Now, while the overwhelming majority of the media has turned this into “The King’s Coronation”, and it was obvious both to those who watched and those who read box scores that LeBron played infinitely better than he played against Dallas a year earlier, this series wasn’t won just on the back of LeBron James. The Heat beat the upstart Oklahoma City Thunder, for the most part because they did it as a team. Miami got huge contributions from role players like Battier, Mario Chalmers, Mike Miller, and Norris Cole. Never was this more on display than in Game 4. After falling to the floor hard midway in the 4th quarter, LeBron was noticeably limping, and eventually had to be carried to the Heat’s bench. He would return, still limping, to hit a huge three to put Miami ahead by that same margin, but again had to sit with 2 minutes left because the pain was two great. Then Miami did what Cleveland never could, and what they themselves couldn’t a year before – they picked up LeBron. No, I’m not talking about Juwan Howard and Udonis Haslem carrying LeBron to the Heat sideline. I’m talking about each and every Heat player on the floor stepping up and making a play to help Miami win. Dwyane Wade took control of the offense, but instead of resorting to hero ball, he made plays for Chris Bosh and Mario Chalmers. He also added a timely block and steal on the defensive end. Chalmers took over with a 13 point 4th quarter. Udonis Haslem held onto a loose ball that resulted in a jump ball between him and James Harden. Haslem won the tip, but then it was Shane Battier out leaping Kevin Durant to tap the ball to an open Chalmers, who subsequently got fouled. The resulting free-throws made it a two possession game, and the Heat took a stranglehold in the series. Then, in the series-clinching game, LeBron got even more help from his teammates, as Battier, Chalmers, and Miller combined for 44 points, including 23 from Miller, who made 7 three-pointers, the most ever by a bench player in a Finals game.

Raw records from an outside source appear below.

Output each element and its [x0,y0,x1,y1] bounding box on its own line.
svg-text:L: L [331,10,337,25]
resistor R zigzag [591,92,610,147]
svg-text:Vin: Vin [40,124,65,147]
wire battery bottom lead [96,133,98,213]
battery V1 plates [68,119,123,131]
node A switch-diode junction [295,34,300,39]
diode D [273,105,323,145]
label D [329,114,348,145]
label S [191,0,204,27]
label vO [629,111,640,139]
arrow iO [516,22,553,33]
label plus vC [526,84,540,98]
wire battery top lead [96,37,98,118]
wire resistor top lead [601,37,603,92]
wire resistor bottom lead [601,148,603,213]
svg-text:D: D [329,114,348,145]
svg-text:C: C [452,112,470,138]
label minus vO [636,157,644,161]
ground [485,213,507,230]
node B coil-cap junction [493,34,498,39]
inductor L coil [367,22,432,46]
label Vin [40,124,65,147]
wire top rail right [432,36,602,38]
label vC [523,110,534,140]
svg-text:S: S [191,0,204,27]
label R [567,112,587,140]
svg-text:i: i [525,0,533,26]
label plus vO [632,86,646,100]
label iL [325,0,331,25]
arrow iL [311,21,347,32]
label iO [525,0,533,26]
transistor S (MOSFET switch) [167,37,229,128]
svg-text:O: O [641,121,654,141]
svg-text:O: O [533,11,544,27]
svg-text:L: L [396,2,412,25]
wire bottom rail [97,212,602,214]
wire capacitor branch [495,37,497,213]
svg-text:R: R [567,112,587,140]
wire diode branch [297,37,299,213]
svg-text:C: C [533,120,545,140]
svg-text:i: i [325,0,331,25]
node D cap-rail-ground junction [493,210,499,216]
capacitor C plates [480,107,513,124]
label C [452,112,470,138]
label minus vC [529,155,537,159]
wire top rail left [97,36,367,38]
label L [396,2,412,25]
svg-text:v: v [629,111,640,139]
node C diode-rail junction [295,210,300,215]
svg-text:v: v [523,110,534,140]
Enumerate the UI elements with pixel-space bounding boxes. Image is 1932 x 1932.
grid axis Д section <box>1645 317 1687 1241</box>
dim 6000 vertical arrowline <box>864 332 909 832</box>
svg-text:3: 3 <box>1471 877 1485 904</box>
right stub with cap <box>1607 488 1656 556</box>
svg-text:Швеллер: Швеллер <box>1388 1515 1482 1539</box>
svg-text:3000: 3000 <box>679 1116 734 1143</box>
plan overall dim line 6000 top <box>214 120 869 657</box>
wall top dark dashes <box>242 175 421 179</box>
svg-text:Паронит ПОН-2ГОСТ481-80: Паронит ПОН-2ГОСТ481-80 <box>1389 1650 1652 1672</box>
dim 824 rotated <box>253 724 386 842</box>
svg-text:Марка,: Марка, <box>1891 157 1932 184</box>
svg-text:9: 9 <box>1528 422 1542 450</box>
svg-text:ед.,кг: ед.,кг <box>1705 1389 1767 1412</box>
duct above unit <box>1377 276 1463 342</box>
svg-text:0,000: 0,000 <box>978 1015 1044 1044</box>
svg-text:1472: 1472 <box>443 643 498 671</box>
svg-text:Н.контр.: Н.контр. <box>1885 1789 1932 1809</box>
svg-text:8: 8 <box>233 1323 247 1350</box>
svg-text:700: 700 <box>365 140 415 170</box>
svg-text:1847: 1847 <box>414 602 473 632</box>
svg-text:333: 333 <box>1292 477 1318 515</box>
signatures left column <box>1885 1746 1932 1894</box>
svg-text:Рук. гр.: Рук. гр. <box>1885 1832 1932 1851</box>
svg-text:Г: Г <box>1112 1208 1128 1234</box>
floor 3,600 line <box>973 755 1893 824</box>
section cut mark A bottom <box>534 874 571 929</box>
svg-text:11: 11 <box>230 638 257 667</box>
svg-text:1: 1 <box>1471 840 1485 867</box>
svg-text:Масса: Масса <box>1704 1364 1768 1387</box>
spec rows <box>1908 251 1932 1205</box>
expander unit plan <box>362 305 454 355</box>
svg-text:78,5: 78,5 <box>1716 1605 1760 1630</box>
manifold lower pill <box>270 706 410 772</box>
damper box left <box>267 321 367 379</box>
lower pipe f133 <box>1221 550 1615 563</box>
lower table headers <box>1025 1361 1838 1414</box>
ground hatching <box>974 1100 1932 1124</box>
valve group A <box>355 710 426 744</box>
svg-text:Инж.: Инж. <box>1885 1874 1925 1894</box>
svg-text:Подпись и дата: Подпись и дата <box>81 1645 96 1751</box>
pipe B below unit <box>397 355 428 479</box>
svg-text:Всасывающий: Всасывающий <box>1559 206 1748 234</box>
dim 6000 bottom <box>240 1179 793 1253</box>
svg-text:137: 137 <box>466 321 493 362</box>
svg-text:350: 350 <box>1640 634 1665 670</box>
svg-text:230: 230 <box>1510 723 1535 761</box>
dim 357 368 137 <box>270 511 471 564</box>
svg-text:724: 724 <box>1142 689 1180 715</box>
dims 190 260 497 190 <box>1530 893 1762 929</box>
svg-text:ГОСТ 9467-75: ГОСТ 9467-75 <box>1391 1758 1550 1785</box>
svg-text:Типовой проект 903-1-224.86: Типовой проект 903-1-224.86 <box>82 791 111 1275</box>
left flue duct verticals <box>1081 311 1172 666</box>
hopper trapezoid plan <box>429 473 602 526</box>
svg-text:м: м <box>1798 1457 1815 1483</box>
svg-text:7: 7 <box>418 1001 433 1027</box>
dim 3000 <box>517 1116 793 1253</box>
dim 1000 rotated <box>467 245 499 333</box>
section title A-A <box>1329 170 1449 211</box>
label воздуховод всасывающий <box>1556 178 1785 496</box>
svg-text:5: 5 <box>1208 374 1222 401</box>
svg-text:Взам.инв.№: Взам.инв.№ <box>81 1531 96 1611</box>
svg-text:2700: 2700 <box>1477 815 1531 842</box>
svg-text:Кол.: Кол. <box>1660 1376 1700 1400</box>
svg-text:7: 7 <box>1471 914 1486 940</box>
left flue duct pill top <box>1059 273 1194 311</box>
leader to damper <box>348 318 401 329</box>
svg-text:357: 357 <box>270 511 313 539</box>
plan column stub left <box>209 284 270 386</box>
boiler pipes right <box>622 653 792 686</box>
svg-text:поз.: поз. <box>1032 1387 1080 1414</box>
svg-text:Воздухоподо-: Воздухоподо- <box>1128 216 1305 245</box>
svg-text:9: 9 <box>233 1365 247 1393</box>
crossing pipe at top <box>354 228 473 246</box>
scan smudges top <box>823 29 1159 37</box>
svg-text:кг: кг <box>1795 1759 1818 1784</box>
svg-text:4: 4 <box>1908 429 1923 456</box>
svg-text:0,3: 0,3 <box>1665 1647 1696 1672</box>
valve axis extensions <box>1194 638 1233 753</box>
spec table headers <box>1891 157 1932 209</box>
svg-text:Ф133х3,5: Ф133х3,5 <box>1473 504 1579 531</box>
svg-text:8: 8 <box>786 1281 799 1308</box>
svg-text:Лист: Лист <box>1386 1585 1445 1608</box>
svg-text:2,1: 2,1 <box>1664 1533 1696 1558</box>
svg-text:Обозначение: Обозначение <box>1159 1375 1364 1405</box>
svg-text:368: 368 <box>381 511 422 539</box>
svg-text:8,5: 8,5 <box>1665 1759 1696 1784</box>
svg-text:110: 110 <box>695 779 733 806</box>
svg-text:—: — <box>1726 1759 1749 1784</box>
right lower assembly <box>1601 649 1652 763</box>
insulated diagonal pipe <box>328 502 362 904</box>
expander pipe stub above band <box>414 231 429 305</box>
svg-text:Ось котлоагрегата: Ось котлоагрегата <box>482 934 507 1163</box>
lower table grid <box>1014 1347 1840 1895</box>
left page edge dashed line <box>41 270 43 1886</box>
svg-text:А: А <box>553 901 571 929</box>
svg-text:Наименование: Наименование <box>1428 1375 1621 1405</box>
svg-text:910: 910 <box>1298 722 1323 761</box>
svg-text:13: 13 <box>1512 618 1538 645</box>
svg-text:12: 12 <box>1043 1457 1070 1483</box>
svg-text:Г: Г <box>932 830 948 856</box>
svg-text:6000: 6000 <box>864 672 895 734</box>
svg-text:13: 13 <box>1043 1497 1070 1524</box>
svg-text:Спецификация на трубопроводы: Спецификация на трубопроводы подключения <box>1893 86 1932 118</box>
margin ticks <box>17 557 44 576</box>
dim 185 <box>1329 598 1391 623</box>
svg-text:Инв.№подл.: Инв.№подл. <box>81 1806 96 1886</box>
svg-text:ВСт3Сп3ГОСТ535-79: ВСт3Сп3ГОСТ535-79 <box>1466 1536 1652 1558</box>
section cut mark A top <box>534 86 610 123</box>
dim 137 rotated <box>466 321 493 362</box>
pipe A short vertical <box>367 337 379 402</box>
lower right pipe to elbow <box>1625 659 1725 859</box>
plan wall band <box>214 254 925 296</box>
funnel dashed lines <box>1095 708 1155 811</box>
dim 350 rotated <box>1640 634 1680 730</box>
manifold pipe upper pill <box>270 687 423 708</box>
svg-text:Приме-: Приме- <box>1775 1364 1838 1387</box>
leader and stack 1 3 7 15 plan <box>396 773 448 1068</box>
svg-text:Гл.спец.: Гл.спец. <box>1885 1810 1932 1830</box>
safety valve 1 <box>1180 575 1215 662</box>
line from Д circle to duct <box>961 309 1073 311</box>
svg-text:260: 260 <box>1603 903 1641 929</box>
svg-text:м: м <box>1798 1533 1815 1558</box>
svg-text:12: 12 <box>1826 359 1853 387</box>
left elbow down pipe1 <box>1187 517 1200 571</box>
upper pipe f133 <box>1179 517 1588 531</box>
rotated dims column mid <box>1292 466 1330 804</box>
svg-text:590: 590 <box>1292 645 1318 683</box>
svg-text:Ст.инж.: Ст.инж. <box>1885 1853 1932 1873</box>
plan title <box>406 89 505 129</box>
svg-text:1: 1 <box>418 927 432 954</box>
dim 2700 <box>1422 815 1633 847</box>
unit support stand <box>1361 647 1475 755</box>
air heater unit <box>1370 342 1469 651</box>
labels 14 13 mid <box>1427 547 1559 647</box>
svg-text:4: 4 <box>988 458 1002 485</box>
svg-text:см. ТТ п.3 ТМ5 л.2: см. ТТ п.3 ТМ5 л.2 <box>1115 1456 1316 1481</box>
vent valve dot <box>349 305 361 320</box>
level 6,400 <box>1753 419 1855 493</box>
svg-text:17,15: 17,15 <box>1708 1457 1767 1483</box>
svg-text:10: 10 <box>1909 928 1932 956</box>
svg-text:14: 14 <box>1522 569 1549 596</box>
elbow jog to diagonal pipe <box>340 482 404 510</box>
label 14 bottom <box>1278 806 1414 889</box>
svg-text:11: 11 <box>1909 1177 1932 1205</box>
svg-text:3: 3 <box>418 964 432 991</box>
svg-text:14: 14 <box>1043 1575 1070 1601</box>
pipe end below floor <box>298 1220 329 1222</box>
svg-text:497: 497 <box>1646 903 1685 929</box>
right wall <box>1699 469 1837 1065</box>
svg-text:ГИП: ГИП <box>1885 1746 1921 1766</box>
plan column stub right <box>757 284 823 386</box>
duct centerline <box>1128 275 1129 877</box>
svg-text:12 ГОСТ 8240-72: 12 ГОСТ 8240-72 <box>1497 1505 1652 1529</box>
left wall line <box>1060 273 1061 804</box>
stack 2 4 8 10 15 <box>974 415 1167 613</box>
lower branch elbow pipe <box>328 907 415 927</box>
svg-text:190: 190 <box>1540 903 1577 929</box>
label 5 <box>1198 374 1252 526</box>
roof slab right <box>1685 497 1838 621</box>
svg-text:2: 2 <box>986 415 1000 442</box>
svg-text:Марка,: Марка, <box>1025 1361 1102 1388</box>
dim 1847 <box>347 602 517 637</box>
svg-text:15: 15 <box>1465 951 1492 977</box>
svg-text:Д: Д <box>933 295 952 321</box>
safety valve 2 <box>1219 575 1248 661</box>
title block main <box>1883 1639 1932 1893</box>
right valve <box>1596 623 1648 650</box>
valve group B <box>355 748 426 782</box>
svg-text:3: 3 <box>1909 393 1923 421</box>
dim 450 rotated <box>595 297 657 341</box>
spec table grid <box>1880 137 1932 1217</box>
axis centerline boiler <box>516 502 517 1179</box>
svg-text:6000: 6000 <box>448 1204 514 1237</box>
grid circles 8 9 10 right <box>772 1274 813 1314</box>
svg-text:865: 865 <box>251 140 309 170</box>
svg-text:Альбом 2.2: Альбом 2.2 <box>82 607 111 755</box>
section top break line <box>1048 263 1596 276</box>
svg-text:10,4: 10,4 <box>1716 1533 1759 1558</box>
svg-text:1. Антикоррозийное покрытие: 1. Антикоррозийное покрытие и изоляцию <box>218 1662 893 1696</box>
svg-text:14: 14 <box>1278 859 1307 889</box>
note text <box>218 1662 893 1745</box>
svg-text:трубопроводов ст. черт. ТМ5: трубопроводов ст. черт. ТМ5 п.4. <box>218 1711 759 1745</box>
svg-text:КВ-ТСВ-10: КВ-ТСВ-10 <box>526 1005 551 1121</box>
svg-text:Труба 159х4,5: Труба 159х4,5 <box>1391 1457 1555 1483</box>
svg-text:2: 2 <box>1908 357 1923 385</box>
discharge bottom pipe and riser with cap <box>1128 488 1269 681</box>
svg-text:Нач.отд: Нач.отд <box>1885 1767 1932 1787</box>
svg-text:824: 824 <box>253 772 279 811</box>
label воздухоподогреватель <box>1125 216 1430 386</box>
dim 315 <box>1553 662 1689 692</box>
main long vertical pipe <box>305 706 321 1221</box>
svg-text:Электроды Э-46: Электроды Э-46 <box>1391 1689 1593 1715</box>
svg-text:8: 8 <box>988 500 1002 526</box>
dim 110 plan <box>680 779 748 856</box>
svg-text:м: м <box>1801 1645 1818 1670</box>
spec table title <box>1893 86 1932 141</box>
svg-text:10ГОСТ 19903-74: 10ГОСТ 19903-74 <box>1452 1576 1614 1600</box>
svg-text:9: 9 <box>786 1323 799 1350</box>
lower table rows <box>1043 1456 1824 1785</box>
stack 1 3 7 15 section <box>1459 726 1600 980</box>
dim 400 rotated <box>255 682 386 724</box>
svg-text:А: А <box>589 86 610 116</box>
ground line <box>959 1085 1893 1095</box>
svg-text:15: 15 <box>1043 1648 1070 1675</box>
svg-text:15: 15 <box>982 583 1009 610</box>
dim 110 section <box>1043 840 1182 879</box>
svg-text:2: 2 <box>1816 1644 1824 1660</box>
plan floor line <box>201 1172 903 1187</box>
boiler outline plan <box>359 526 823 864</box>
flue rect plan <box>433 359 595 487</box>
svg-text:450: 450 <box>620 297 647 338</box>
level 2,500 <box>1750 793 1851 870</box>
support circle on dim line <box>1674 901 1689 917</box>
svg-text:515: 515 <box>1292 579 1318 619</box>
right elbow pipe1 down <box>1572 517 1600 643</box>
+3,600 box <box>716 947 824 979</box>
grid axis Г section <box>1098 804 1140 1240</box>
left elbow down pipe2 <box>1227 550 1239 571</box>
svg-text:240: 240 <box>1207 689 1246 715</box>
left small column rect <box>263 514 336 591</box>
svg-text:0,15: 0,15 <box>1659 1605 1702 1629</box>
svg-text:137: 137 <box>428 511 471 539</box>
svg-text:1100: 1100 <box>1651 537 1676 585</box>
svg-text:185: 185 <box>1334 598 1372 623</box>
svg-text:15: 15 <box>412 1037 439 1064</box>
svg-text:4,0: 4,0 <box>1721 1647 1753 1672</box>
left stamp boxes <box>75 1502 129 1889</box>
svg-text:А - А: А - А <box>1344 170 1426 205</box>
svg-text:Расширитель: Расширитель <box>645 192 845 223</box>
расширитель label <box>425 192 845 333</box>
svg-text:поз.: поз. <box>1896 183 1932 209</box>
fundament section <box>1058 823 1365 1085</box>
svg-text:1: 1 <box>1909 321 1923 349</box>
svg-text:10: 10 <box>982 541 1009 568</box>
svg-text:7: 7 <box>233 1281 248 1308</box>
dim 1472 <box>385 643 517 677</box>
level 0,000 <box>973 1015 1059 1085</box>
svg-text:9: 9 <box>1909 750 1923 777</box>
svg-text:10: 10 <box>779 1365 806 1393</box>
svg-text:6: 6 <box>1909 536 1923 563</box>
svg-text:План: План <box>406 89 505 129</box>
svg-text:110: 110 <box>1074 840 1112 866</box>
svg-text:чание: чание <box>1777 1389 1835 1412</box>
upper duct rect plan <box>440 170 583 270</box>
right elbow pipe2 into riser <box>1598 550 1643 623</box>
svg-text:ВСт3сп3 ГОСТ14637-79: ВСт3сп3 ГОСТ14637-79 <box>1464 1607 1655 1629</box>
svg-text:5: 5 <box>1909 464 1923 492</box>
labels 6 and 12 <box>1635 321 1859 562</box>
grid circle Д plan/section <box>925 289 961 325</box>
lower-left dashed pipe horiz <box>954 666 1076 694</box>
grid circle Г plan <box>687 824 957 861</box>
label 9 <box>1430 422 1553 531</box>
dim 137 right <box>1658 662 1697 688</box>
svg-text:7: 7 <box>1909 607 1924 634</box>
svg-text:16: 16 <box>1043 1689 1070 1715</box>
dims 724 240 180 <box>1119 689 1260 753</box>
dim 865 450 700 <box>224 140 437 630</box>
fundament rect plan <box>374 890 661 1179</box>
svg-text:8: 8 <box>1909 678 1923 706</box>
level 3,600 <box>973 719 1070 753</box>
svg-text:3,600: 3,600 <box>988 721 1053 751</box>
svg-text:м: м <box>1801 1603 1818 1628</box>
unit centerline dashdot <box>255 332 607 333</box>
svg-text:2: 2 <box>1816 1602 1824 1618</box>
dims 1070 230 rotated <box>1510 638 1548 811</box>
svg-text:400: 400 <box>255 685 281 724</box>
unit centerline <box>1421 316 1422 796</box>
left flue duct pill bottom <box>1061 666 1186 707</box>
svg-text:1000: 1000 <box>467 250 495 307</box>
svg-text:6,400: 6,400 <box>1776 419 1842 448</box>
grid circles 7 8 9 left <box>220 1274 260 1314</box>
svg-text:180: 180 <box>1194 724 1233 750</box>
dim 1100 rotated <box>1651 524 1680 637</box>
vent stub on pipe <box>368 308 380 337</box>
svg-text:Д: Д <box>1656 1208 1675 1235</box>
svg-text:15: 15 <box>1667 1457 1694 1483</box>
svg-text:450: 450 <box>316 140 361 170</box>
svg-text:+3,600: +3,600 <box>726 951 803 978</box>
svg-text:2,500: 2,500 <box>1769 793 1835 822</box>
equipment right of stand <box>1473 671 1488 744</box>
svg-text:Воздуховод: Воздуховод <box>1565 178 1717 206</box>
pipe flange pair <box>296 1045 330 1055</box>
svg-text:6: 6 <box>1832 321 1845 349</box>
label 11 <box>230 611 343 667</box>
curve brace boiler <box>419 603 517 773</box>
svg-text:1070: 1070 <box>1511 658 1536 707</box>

At the end of the day, LeBron James got better. He deserved his Finals MVP award, but he didn’t earn it on his own, and had he stayed in Cleveland we might be talking about a Boston Celtics dynasty instead of a possible repeat in Miami. Just as the Heat needed LeBron to help them capture their second title, LeBron needed the help of a great team around him. This year, he finally got that help, and now he is a champion. I guess he made the right decision after all.